You have had enough of working as an employee, and wish to take advantage of the benefits of owning your own business. You are about to make an offer to the vendor of a business and to instruct your lawyer to deal with the matter on your behalf. What happens next? Some of the issues that need to be considered are discussed below:
There are two ways of buying a business. The first is to buy the shares in the company which owns the business. The second is to buy the assets of the business. These include the plant, equipment and the goodwill.
As buying shares in a company can also mean acquiring that company’s debts and liabilities, the second method is the most commonly used in the purchase of a business. By acquiring the assets, you have the freedom to incorporate your own company to become the owner of the business, thereby enabling you to start with a “clean slate”.

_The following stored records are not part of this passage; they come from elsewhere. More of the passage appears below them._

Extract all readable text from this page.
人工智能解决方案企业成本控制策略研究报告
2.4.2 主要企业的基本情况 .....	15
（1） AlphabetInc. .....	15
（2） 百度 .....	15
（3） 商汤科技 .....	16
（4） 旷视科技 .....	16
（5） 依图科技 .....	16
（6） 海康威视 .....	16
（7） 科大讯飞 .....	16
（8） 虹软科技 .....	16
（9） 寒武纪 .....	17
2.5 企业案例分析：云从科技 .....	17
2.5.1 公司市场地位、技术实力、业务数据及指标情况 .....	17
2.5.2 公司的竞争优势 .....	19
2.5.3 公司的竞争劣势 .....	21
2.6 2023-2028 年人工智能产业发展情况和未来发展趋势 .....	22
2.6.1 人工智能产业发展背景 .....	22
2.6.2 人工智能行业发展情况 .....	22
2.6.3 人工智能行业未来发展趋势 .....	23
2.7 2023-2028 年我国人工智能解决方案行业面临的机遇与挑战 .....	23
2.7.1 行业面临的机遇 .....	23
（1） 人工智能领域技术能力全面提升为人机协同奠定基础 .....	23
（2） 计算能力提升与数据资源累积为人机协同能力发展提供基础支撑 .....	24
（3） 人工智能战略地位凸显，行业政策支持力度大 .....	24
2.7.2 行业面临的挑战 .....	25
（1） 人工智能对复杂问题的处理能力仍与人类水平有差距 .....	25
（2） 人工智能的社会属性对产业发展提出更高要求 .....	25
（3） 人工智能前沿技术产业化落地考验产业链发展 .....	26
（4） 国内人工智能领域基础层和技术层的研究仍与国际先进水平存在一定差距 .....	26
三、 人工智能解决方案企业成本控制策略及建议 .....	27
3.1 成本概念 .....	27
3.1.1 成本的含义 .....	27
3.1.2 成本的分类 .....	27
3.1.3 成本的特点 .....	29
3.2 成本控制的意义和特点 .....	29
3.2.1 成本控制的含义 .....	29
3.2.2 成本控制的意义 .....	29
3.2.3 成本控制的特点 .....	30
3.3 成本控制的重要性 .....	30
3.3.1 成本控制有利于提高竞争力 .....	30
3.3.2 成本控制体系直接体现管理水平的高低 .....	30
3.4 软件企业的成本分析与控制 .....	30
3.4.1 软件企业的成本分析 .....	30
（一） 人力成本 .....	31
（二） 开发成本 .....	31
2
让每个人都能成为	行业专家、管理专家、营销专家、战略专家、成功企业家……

“Due Diligence” describes the process of investigating the business and ascertaining whether it is in fact as the vendor has represented it. The vendor should provide access to the company’s books and accounting records. You should then undertake an investigation (preferably with your accountant) to satisfy yourself that the company is profitable and that any projections as to earnings which may have been provided by the vendor are realistic and achievable.
The due diligence process can be carried out either before or after an agreement for sale and purchase is signed. Where it is to be carried out after an agreement has been signed, the agreement will need to include a “due diligence” clause which provides, amongst other things, that if the outcome of your investigation is unsatisfactory, for whatever reason, then you can cancel the agreement.
“Warranties” are representations made by the vendor about the business. The sale and purchase agreement will include standard warranties but if the vendor has made specific representations about the business that have played a major part in your decision to buy it, then the agreement should specifically record these. It is vital to communicate such matters to your lawyer who can then ensure any such representations are included in the agreement. If the business is being operated on leased premises, then the lease will need to be transferred to you or your company. This is known as an “assignment of lease”. As part of your due diligence investigation, you should check the terms of the lease carefully to ensure they are acceptable. In particular, beware of a lease that only has a short term to run and has no right of renewal. You may find the landlord has other plans for the building and you will be unexpectedly faced with expensive relocation costs. The above is an outline only of some of the issues that arise when purchasing a business. You should seek legal advice in relation to those issues which are particularly relevant to your transaction.